How Etsy keeps its big sellers from going solo

In the decade since Etsy launched as a digital flea market for knitted headbands and handmade cards, it has evolved into the world’s fifth-largest online marketplace with 1.5 million active sellers and 21.7 million active buyers. Tuesday, the company announced that in the first half of 2015, its shops drove more than $1 billion in gross merchandise sales.

With such growth, some individual Etsy shops have become standalone brands in their own right. A 2014 survey of its sellers found that 76 percent of them consider their Etsy shop a business, and for almost a third, it is their sole occupation. Tielor McBride, who began his leather good shop TM1985 as a hobby in 2010, has since sold items at Banana Republic and Japanese retailer Journal Standard. Rebecca Schoneveld used her Etsy earnings to help establish a brick-and-mortar bridal boutique in Brooklyn.

As these individual brands under the Etsy umbrella grow in scale and expand across channels, they are presented with the opportunity to operate entirely outside of Etsy’s ecosystem. But perhaps counterintuitively many sellers with strong brands of their own are choosing to stay on the site for the streamlining and support it provides. Kimm Alfonso, Etsy’s director of seller development, said that as brands grow, they need a different set of products and services. “We don’t want them to leave, we want to keep developing tools to keep them with us,” she said. After all, keeping sales onsite is how Etsy makes money: 20 cents on each four-month product listing and a 3.5 percent transaction fee when an item sells.

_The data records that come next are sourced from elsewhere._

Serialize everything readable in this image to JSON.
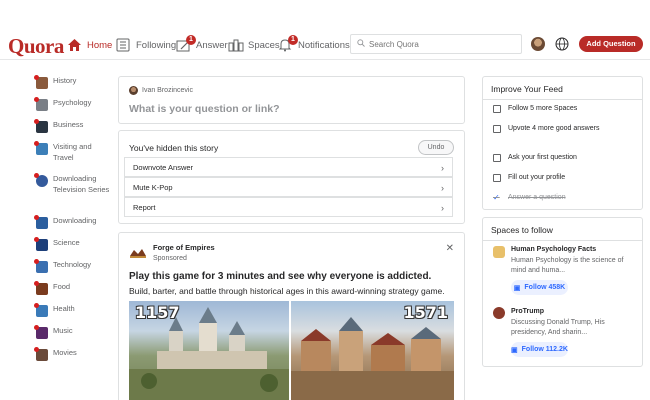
{
  "header": {
    "logo": "Quora",
    "nav": [
      {
        "label": "Home",
        "icon": "home-icon",
        "active": true
      },
      {
        "label": "Following",
        "icon": "following-icon",
        "active": false
      },
      {
        "label": "Answer",
        "icon": "answer-icon",
        "active": false,
        "badge": "1"
      },
      {
        "label": "Spaces",
        "icon": "spaces-icon",
        "active": false
      },
      {
        "label": "Notifications",
        "icon": "bell-icon",
        "active": false,
        "badge": "1"
      }
    ],
    "search_placeholder": "Search Quora",
    "ask_button": "Add Question",
    "accent": "#b92b27"
  },
  "sidebar": {
    "items": [
      {
        "label": "History",
        "color": "#8a5a3c"
      },
      {
        "label": "Psychology",
        "color": "#7a7f86"
      },
      {
        "label": "Business",
        "color": "#2a3542"
      },
      {
        "label": "Visiting and Travel",
        "color": "#3c7fb8"
      },
      {
        "label": "Downloading Television Series",
        "color": "#345a9c"
      },
      {
        "label": "Downloading",
        "color": "#2b5e9e"
      },
      {
        "label": "Science",
        "color": "#1d3f7a"
      },
      {
        "label": "Technology",
        "color": "#3a6fb0"
      },
      {
        "label": "Food",
        "color": "#7a3b1e"
      },
      {
        "label": "Health",
        "color": "#3a7ab8"
      },
      {
        "label": "Music",
        "color": "#5a2a6a"
      },
      {
        "label": "Movies",
        "color": "#6a4a3a"
      }
    ]
  },
  "ask_box": {
    "user": "Ivan Brozincevic",
    "prompt": "What is your question or link?"
  },
  "hidden_story": {
    "title": "You've hidden this story",
    "undo": "Undo",
    "options": [
      "Downvote Answer",
      "Mute K-Pop",
      "Report"
    ]
  },
  "ad": {
    "name": "Forge of Empires",
    "sponsored": "Sponsored",
    "headline": "Play this game for 3 minutes and see why everyone is addicted.",
    "body": "Build, barter, and battle through historical ages in this award-winning strategy game.",
    "num_left": "1157",
    "num_right": "1571"
  },
  "improve_feed": {
    "title": "Improve Your Feed",
    "items": [
      {
        "label": "Follow 5 more Spaces",
        "done": false
      },
      {
        "label": "Upvote 4 more good answers",
        "done": false
      },
      {
        "label": "Ask your first question",
        "done": false
      },
      {
        "label": "Fill out your profile",
        "done": false
      },
      {
        "label": "Answer a question",
        "done": true
      }
    ]
  },
  "spaces_to_follow": {
    "title": "Spaces to follow",
    "items": [
      {
        "name": "Human Psychology Facts",
        "desc": "Human Psychology is the science of mind and huma...",
        "follow": "Follow 458K",
        "color": "#e8c06a"
      },
      {
        "name": "ProTrump",
        "desc": "Discussing Donald Trump, His presidency, And sharin...",
        "follow": "Follow 112.2K",
        "color": "#8a3a2a"
      }
    ]
  }
}
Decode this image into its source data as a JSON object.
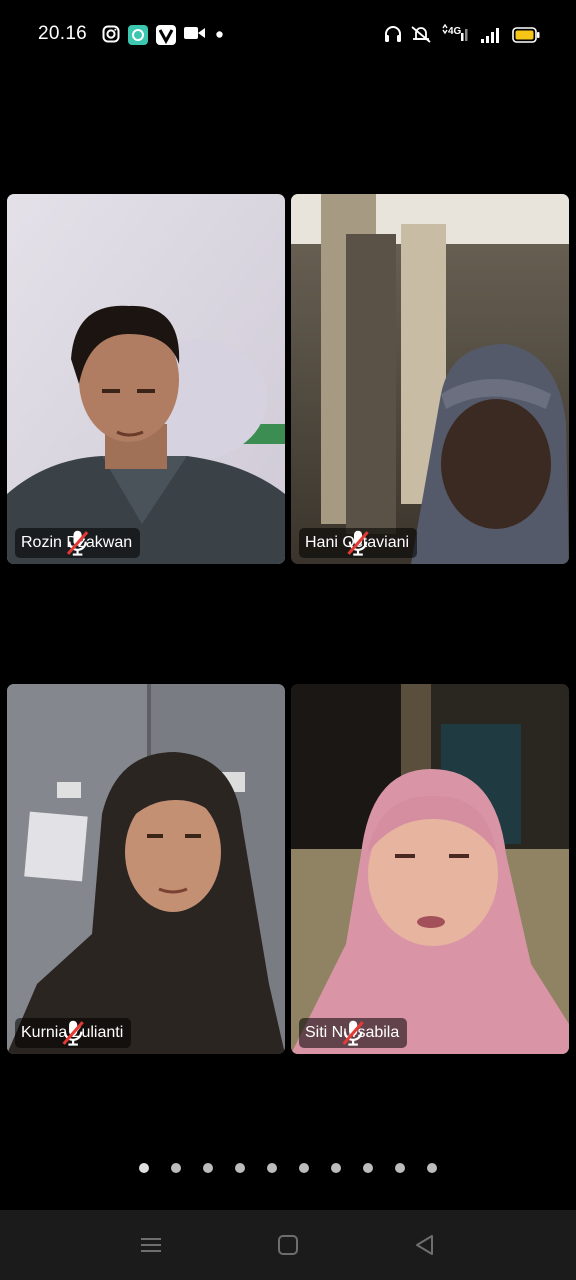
{
  "status_bar": {
    "time": "20.16",
    "left_icons": [
      "instagram-icon",
      "chat-bubble-icon",
      "v-app-icon",
      "video-camera-icon",
      "notification-dot-icon"
    ],
    "right_icons": [
      "headphones-icon",
      "silent-bell-icon",
      "4g-signal-icon",
      "cell-signal-icon",
      "battery-icon"
    ],
    "network_label": "4G"
  },
  "participants": [
    {
      "name": "Rozin Dzakwan",
      "mic": "muted"
    },
    {
      "name": "Hani Octaviani",
      "mic": "muted"
    },
    {
      "name": "Kurnia Zulianti",
      "mic": "muted"
    },
    {
      "name": "Siti Nursabila",
      "mic": "muted"
    }
  ],
  "pagination": {
    "page_count": 10,
    "current_page": 1
  },
  "nav_bar": {
    "buttons": [
      "menu-button",
      "home-button",
      "back-button"
    ]
  },
  "colors": {
    "battery": "#f5c518",
    "app_badge_teal": "#3cc7b0",
    "nav_bg": "#1b1b1b",
    "dot": "#bdbdbd"
  }
}
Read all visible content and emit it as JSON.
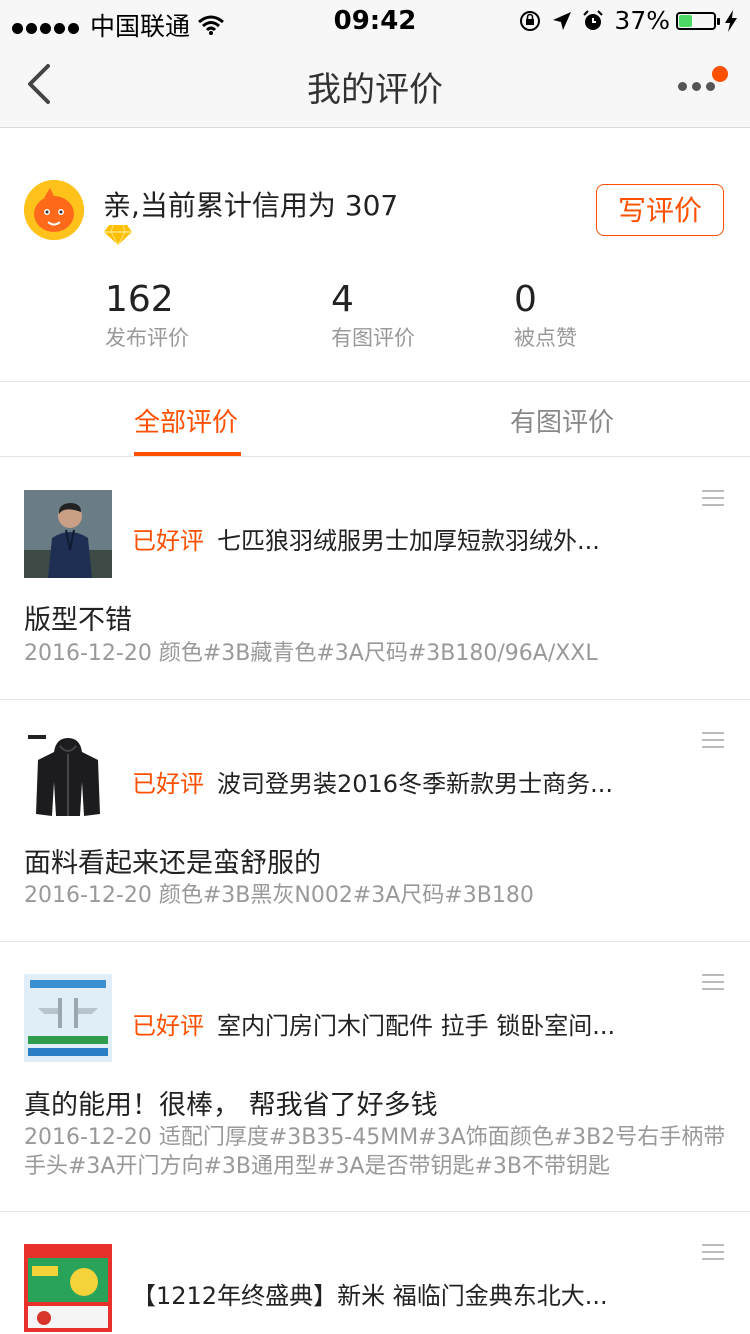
{
  "status_bar": {
    "carrier": "中国联通",
    "time": "09:42",
    "battery": "37%",
    "battery_level": 0.37
  },
  "nav": {
    "title": "我的评价"
  },
  "profile": {
    "credit_text": "亲,当前累计信用为 307",
    "write_button": "写评价"
  },
  "stats": [
    {
      "value": "162",
      "label": "发布评价"
    },
    {
      "value": "4",
      "label": "有图评价"
    },
    {
      "value": "0",
      "label": "被点赞"
    }
  ],
  "tabs": [
    {
      "label": "全部评价"
    },
    {
      "label": "有图评价"
    }
  ],
  "reviews": [
    {
      "rating": "已好评",
      "title": "七匹狼羽绒服男士加厚短款羽绒外...",
      "comment": "版型不错",
      "spec": "2016-12-20 颜色#3B藏青色#3A尺码#3B180/96A/XXL"
    },
    {
      "rating": "已好评",
      "title": "波司登男装2016冬季新款男士商务...",
      "comment": "面料看起来还是蛮舒服的",
      "spec": "2016-12-20 颜色#3B黑灰N002#3A尺码#3B180"
    },
    {
      "rating": "已好评",
      "title": "室内门房门木门配件 拉手 锁卧室间...",
      "comment": "真的能用！很棒， 帮我省了好多钱",
      "spec": "2016-12-20 适配门厚度#3B35-45MM#3A饰面颜色#3B2号右手柄带手头#3A开门方向#3B通用型#3A是否带钥匙#3B不带钥匙"
    },
    {
      "rating": "",
      "title": "【1212年终盛典】新米 福临门金典东北大...",
      "comment": "",
      "spec": ""
    }
  ],
  "colors": {
    "accent": "#ff5000",
    "muted_text": "#999999",
    "divider": "#e5e5e5"
  },
  "icons": [
    "back-arrow-icon",
    "more-dots-icon",
    "diamond-icon",
    "list-menu-icon",
    "wifi-icon",
    "location-arrow-icon",
    "alarm-icon",
    "lock-rotation-icon",
    "charging-bolt-icon"
  ]
}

Here are four services Etsy provides to keep sellers from going solo.

Education
“What we try to provide first and foremost is education,” said Alfonso. That can be on pricing, hiring employees or expanding into multiple channels, and it is delivered mainly through the seller handbook, which is available to all Etsy sellers. Its 10 categories cover everything  from photography to shipping and new articles are published twice a week.

Marketing Support
One of the biggest challenges for an upstart Etsy brand is how to effectively market itself, said Jason Goldberg, gvp of strategy at Razorfish. Marketing support is a major value proposition that Etsy retains. Both McBride and Anna Joyce, whose eponymous brand has become popular on the site, credit Etsy with launching their success. On Jan. 30, 2012, McBride’s shop was featured on Etsy’s homepage. He said that his sales jumped from 50 total to 200 orders in just one night. Joyce had a similar experience when two of her products were featured in Etsy’s holiday gift guide. Along with internal product placement, Etsy allows sellers to purchase promoted listings on its site, and it provides support with how to use ads on Google shopping.

Etsy Wholesale
Last summer, Etsy launched its own wholesale platform to help connect sellers with prospective retail buyers. Sellers apply to join the platform, pay a one-time fee of $100 and a 3.5 percent transaction fee on each wholesale order they receive. “Sellers were doing it already, and this was an opportunity to make it easier,” said Alfonso. Joyce took part in the beta phase and was featured in four full pages in a catalog sent out to introduce the program to buyers. Her line is now carried by around 45 retailers worldwide. And while only around 25 percent of her wholesale business has come from Etsy wholesale, she said she prefers to use its interface because of its simplicity and ability to track payments. She doesn’t mind the 3.5 percent transaction fee because it is no more than she spends accepting credit cards or paying for an invoicing system. Etsy could not confirm the number of brands on Etsy Wholesale, but at the end of last year, there were over 6,500 buyers on the site.

Fund on Etsy
Launched in June, Fund on Etsy is a crowdfunding platform that addresses financing and product development by allowing sellers to raise money for new products by taking advanced orders. If the funding goal is hit, the new product is sent out to customers; if not, buyers aren’t changed for their order. The platform is still in a testing phase that will run until Aug. 16. Some campaigns have already reached their funding goals, but Etsy couldn’t confirm a precise number as the pilot is ongoing.

“I consider myself a full-fledged brand that just happens to sell on Etsy,” said Joyce. But with the traffic, revenue and support that Etsy provides, “I don’t see myself getting off Etsy anytime soon.”